Tinder, by contrast, has a narrower view of the function of a prophetic stance, and although it is arguably correct for our present American cultural and political circumstances, his making it central to all Christian politics leads him to some harsh criticism of theological ideas of justice that have arisen in other situations. His low estimate of liberation theology is a case in point.
Further critical reflection leads one from asking these practical questions about how a prophetic stance interacts with human motives, hopes and circumstances to a more basic question of principle: Is the vision of the “good state,” which Tinder dismisses as “self-contradictory” and “profoundly false,” really irrelevant to the prophetic struggle against injustice, or do we need a vision of ideal justice precisely in order to recognize concrete injustices when we see them? A finely tuned sensitivity to human need and suffering may be a sufficient guide to action for the optimist who believes that the state can make everybody happy, but the realist who understands that every state rests on power and coercion is the one who most needs an ideal of power guided by justice. How else would that person decide which sufferings and frustrations to attack and which to accept? Here again, Niebuhr, the paradigmatic realist, stretches our political imagination in more idealistic directions: “Augustine’s realism was indeed excessive. On the basis of his principles, he could not distinguish between government and slavery, both of which were supposedly the rule over man by man and were both a consequence of, and remedy for, sin; nor could he distinguish between a commonwealth and a robber band, for both were bound together by collective interest” (Christian Realism and Political Problems).
In his sharp distinction between community and society and his tendency to dampen hope with predetermined limits on what societies can achieve, Tinder seems to me to speak for a too-narrow spectrum of the large tradition he is seeking to interpret. His “Reformation” tradition is far smaller than that of the Reformers, to say nothing of the “Catholics” whom he has set aside. Many readers who find that Tinder sets them thinking about important and neglected connections between faith and politics will nevertheless conclude upon reflection that political societies offer positive opportunities for human fulfillment, and that they are essential expressions of our created human nature, rather than concessions to our fallen state. Such readers stand in the tradition of Thomas Aquinas, Richard Hooker and that notorious “Catholic,” John Calvin. But the “Catholic” hope for Christian politics always acknowledged the reality of sin, too; and Tinder’s more vigorous rejection of political hope may be a useful antidote to secular optimism even if it is not (as I think it is not) a true statement of human possibilities.
Most remarkable and admirable in Tinder’s reading of the “Reformation” tradition is his steadfast refusal to allow the limited expectations of his theology to temper the commitments of his faith. His “prophetic stance” makes a claim on us that even his critics will acknowledge.

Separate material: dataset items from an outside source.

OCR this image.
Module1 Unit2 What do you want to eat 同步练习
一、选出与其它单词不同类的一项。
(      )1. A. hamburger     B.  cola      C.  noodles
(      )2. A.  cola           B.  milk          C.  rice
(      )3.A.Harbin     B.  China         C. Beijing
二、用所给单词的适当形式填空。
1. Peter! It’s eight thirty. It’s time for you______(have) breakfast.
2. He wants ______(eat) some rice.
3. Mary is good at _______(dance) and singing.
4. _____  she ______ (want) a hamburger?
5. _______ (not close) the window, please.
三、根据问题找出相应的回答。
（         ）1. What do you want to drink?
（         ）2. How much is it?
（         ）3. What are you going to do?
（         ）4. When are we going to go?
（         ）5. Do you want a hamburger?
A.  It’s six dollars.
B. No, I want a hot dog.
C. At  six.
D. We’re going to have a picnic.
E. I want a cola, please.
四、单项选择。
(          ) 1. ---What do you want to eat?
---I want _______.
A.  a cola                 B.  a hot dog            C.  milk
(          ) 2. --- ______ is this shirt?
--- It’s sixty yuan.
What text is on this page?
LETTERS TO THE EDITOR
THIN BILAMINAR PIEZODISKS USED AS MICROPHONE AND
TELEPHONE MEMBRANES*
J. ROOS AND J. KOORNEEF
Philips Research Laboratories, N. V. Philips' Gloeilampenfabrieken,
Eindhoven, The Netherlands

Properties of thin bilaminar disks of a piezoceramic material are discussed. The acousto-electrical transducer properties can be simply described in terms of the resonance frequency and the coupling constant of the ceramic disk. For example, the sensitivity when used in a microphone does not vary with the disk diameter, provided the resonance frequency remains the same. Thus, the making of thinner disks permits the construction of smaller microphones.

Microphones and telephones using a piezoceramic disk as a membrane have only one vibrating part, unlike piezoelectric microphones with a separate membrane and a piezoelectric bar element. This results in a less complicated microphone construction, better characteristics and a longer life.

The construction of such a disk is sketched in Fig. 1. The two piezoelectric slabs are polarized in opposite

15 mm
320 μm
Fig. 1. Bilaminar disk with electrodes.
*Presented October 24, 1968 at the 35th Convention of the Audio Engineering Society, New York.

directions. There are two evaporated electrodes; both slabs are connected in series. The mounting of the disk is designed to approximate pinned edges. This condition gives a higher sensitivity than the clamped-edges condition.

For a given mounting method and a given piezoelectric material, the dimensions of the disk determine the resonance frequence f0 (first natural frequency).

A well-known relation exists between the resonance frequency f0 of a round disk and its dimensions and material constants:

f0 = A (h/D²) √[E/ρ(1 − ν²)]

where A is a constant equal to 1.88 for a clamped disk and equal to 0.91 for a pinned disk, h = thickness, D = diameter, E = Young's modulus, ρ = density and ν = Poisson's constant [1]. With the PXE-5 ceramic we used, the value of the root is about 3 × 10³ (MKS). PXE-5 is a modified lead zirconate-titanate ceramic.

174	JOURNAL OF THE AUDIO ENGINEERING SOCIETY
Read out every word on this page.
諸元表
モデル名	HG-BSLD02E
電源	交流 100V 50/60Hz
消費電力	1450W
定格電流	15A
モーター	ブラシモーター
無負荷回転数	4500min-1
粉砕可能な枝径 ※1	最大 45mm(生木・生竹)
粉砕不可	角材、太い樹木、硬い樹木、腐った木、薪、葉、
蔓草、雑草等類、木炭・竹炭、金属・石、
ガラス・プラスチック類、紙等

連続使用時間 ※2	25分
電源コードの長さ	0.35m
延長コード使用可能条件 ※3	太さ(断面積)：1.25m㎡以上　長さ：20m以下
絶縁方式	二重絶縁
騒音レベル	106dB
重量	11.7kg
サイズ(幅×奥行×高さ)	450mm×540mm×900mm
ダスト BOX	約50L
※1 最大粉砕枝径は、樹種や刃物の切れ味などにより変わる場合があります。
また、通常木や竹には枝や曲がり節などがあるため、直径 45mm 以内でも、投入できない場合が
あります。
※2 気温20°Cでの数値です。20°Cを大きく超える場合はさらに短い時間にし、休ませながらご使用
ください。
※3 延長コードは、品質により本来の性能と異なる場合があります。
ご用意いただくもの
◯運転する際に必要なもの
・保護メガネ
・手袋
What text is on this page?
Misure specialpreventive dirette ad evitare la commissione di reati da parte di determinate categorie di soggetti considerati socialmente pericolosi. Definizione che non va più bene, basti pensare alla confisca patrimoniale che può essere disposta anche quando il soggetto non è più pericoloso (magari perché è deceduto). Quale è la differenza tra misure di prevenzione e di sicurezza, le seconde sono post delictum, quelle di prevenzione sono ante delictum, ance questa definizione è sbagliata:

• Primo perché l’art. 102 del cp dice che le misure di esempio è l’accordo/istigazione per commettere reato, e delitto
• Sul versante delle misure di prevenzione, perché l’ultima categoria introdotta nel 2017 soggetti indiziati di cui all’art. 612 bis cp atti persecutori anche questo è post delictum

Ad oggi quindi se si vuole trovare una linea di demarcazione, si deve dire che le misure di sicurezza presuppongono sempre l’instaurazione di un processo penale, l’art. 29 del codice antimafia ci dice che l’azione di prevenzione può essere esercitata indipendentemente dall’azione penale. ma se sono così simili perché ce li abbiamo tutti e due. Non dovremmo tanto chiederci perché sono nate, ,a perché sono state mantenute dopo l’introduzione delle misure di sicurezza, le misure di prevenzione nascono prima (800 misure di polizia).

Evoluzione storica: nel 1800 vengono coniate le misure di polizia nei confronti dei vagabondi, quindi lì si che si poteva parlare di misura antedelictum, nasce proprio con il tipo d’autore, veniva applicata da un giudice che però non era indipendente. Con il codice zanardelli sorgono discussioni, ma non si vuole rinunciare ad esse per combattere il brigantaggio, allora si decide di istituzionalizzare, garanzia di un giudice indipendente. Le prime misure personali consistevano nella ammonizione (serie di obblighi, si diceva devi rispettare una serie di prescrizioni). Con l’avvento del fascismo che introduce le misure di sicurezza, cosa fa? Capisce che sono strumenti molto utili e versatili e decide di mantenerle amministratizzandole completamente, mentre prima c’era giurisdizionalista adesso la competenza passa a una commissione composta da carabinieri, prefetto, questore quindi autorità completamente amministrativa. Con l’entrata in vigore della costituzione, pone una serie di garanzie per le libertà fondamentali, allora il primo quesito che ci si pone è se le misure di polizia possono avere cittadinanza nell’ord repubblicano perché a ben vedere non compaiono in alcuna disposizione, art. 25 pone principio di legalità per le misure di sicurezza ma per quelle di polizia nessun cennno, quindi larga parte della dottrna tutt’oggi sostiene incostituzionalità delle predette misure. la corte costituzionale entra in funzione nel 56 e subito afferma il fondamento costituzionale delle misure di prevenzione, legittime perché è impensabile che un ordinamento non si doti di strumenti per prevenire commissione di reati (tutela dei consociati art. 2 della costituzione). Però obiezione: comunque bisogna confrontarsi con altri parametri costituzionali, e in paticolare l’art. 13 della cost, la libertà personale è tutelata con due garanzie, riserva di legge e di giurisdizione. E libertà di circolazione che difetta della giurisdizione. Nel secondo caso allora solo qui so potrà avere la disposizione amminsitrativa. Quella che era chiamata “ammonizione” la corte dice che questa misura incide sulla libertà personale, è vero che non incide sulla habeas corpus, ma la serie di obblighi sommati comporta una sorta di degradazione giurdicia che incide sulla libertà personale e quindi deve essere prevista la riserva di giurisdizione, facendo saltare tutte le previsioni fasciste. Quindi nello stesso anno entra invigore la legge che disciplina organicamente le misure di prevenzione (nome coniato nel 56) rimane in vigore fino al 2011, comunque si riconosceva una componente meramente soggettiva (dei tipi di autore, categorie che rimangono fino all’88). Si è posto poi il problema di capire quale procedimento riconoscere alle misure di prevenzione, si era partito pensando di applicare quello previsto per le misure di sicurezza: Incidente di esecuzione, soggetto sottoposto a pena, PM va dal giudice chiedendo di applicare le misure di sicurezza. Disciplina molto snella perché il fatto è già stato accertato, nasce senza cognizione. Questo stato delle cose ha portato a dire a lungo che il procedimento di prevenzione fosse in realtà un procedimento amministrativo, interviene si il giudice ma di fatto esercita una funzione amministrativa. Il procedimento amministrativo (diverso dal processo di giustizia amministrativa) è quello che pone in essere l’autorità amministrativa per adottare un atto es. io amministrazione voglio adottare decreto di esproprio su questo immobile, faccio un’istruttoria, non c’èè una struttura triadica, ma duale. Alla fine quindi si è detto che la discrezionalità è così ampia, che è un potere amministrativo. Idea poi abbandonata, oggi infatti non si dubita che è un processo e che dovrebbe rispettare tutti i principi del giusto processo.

The truth of the concept of the prophetic stance is realized only to the extent that my life is shaped by my apprehension not merely of the concrete here and now but of the global situation and eternal destiny of the human race. Such a unification of existence will be fully accomplished when love becomes all that it ought to be and there is no longer tension or even difference between love of self and others or between the love of personal friends and of all humanity. In organizing and maintaining the polity, it is vital to remember that love has not been thus perfected. But prophetic faith tells us that it will be and that this faith must form and direct our individual lives.